Il est difficile de porter une appréciation sur la réforme à partir des seuls éléments budgétaires. En effet, ils ne sont pas représentatifs du véritable coût de structure généré par les activités propres de la DGA. Par exemple, le coût budgétaire de celle-ci ne prend pas en compte des dépenses pourtant directement liées à son activité, tout en incluant d'autres dépenses sans lien avec cette activité.

La DGA a donc défini un coût d'intervention représentatif de son intervention dans le système de défense et susceptible de servir de référence pour une politique volontariste et maîtrisée de réduction des coûts. J'avais, l'année dernière, noté le caractère peu compatible de la notion de coût d'intervention avec le contrôle budgétaire.

Je note cependant avec satisfaction l'effort de clarification et d'explication fait par la DGA sur cette notion. Il faut se féliciter notamment que, pour la première fois en 1998, celle-ci ait publié un rapport sur ses activités.

Le deuxième indicateur de suivi de la réforme concerne les réductions de coûts obtenues sur les programmes d'armement. Le nombre de programmes suivis en contrôle de gestion est passé de 45 au début de 1997 à 81 au 30 juin 1998. Les réductions de coûts acquises sont actuellement de 43,5 milliards de francs.

Au total, les deux indicateurs de suivi et de mise en place de la réforme que sont l'évolution du coût d'intervention de la DGA et les réductions de coût opérées sur les programmes conduisent à porter un jugement prudent sur la réforme. Notamment, si l'évolution du coût d'intervention présentée par la DGA est plutôt satisfaisante, il n'en reste pas moins que celle-ci devra faire un réel effort, jusqu'à présent trop faible, sur le volume des rémunérations et des charges sociales, pour atteindre l'objectif d'une réduction de 30 % de son coût d'intervention en 2002. Quant à l'impact réel de la réforme de la DGA sur la réduction du coût des programmes, il est plus délicat à estimer.
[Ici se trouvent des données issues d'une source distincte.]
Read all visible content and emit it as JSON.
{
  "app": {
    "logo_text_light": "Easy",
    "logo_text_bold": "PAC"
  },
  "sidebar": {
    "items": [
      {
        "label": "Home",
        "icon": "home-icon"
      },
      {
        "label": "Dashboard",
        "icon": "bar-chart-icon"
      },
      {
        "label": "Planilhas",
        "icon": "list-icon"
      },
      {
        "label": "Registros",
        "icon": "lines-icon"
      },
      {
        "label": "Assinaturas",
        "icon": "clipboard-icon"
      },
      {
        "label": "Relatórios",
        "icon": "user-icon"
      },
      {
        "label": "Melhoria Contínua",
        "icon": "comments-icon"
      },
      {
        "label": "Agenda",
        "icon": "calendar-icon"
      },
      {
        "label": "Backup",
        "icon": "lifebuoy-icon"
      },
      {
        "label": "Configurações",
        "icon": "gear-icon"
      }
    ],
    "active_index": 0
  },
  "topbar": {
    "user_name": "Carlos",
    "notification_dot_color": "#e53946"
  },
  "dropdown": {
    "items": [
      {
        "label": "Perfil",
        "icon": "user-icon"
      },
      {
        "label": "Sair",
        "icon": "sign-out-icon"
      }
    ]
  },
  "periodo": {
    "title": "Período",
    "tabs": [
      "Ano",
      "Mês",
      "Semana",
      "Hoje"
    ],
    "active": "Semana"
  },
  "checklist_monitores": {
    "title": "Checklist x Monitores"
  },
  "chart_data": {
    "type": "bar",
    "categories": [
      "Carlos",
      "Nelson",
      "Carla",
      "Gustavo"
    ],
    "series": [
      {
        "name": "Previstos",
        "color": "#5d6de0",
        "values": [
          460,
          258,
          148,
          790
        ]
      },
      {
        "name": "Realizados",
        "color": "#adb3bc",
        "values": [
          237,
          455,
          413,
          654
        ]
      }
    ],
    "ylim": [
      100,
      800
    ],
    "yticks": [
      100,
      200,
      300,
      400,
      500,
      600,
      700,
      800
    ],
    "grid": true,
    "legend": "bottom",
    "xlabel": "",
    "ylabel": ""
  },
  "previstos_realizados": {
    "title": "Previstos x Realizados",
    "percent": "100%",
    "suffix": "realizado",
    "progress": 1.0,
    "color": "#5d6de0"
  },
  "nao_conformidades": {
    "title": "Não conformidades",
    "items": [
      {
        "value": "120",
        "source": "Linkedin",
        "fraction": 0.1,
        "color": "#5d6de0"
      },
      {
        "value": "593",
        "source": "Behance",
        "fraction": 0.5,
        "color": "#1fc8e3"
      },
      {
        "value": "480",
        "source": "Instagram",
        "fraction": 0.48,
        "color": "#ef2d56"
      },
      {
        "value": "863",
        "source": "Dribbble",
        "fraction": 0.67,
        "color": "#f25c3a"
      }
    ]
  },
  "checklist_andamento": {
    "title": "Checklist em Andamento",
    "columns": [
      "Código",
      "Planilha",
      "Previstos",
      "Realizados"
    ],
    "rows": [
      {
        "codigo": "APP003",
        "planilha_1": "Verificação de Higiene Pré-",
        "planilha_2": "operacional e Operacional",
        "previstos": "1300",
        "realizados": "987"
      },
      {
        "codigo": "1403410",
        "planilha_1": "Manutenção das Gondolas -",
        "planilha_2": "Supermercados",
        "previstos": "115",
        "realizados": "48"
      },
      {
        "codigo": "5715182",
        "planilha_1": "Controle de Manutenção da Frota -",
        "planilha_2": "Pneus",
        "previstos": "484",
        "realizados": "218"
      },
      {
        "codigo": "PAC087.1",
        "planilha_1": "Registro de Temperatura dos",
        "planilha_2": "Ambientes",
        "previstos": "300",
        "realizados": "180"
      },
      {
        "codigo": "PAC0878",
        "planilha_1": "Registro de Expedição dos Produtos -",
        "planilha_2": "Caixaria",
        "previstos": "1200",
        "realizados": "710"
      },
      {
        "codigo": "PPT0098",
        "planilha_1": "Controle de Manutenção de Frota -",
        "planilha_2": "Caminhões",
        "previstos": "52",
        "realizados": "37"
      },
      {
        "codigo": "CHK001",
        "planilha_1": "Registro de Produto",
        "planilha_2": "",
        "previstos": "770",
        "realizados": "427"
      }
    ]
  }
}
La réforme engagée depuis janvier 1997 n'est donc pas une réforme de plus, mais l'amorce d'un changement radical. J'en veux notamment pour preuve la réforme symbolique que représente le transfert du gouvernorat des crédits nucléaires et espace de la DGA vers l'état-major des armées. La DGA rompt ainsi avec une tradition historique qui remontait à sa création en 1961.

Je terminerai en évoquant la mise en place de structures européennes en matière d'offre industrielle d'armement, dont la DGA a été un architecte important.

L'acquisition de la personnalité juridique par l'OCCAR représente notamment un progrès important. Il reste bien entendu à voir comment les principes fondateurs de l'OCCAR - règle de mise en concurrence, abandon du principe de juste retour industriel - vont être mis en oeuvre. En tout état de cause, la montée en puissance de l'OCCAR remodélera nécessairement les modes d'intervention de la DGA dans le secteur industriel.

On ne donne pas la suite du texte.